Gelsenkirchen-Altstadt. Seit 1976 spielen die Handballer des PSV Gelsenkirchen an Heiligabend gegen Inhaftierte der Sozialtherapeutischen Anstalt („Sotha“).

Der Ehrgeiz hat Sebastian R. (35) und seine Mitstreiter gepackt. Die acht Inhaftierten der Sozialtherapeutischen Anstalt („Sotha“) an der Munckelstraße in Gelsenkirchen bilden am heutigen Heiligabend wieder ein Handballteam, das innerhalb der Knastmauern auf Torejagd geht. Es steht an: das 43. Feiertagsduell gegen eine Auswahl des PSV Gelsenkirchen.

Dieses sportliche Kräftemessen am frühen Mittag eines jeden 24. Dezember, das stets mit einem gemütlichen Beisammensein zwischen den Strafgefangenen und ihren Gästen endet, hat in all den Jahrzehnten immer der Polizeisportverein für sich entschieden. „Diesmal wollen wir gewinnen“, kündigt Sebastian R. mit der nötigen Portion Trotz und Überzeugung in der Stimme an.

Knapp 100 Vollzugsbedienstete kümmern sich 57 Inhaftierte

Beatrix Mühlhans ist die stellvertretende Leiterin der Sozialtherapeutischen Anstalt an der Munckelstraße in der Gelsenkirchener Altstadt.
Beatrix Mühlhans ist die stellvertretende Leiterin der Sozialtherapeutischen Anstalt an der Munckelstraße in der Gelsenkirchener Altstadt. © Michael Korte

In der „Sotha“ mit ihren knapp 100 Vollzugsbediensteten sind laut Beatrix Mühlhans, der stellvertretenden Anstaltsleiterin, derzeit 57 Inhaftierte und Sicherungsverwahrte untergebracht. Diese leiden unter Persönlichkeitsdefiziten. Genau deshalb sitzen sie ihre Strafe in der Einrichtung in der Gelsenkirchener Altstadt ab, die sich auf die Betreuung dieser Menschen spezialisiert hat. „Wir haben Borderliner unter unseren Inhaftierten, aber auch Menschen, die ohne jede Regel- und Wertevermittlung aufgewachsen sind“, sagt Mühlhans. Sie alle durchlaufen während ihres Aufenthalts in der „Sotha“ zahlreiche therapeutische Angebote. Ein Baustein in diesem Konzept ist der Sport.
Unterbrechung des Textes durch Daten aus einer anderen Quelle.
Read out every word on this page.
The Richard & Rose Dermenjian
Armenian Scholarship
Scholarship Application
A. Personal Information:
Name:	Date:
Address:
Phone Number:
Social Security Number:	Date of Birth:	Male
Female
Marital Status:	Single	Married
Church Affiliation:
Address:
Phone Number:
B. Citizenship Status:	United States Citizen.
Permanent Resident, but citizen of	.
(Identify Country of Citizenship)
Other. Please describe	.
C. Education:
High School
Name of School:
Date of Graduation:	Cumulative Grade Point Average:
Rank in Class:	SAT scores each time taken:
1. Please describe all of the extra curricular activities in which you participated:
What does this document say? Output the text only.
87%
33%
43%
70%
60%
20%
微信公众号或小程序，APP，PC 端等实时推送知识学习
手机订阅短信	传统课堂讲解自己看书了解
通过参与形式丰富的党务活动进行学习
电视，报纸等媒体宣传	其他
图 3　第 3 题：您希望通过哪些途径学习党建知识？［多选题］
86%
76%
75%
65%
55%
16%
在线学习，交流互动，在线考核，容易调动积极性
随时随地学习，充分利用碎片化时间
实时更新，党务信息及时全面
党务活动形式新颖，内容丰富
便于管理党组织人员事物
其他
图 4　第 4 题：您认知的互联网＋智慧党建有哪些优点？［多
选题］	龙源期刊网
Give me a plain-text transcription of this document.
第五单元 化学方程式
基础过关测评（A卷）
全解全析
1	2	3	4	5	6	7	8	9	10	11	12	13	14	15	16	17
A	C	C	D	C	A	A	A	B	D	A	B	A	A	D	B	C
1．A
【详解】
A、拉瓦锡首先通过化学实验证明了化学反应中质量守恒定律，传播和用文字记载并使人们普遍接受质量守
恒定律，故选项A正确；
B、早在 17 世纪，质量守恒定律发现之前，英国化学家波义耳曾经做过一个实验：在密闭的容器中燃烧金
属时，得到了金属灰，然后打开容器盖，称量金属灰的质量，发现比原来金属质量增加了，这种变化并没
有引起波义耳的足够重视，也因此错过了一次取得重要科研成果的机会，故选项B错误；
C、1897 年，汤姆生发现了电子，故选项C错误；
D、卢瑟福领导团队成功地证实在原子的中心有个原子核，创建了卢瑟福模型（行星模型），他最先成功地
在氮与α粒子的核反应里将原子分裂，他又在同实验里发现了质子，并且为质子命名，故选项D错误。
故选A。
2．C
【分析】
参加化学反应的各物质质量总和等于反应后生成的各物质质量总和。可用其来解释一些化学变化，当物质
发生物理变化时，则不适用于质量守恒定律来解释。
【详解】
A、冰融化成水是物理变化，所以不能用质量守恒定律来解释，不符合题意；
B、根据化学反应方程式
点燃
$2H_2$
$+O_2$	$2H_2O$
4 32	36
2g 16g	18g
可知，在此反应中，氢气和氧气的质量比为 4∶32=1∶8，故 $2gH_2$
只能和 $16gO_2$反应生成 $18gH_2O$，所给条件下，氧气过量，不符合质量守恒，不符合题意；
Die Teilnahme an diesen Kursen ist für alle verpflichtend.

Vom Sportmuffel zum Enthusiasten

„Als ich vor vier Jahren hierher gekommen bin, habe ich mich überhaupt nicht für Sport interessiert. Inzwischen trainiere ich an sechs Tagen in der Woche“, erzählt Sebastian R., der 2014 wegen einer Gewaltstraftat zu einer zehnjährigen Gefängnisstrafe verurteilt wurde. Mehr Details zu seiner Tat will er in der Öffentlichkeit nicht erzählen. Seit 2016 ist er nun in der „Sotha“ inhaftiert, nachdem er die ersten zwei Jahre in insgesamt vier anderen Justizvollzugsanstalten verbracht hatte. „Durch den Zugang zum Sport, der mir hier aufgezeigt wurde, bin ich nicht nur viel fitter geworden. Ich bin auch ausgeglichener, kontrollierter und disziplinierter als zuvor“, ordnet sich der Gefangene selbst ein.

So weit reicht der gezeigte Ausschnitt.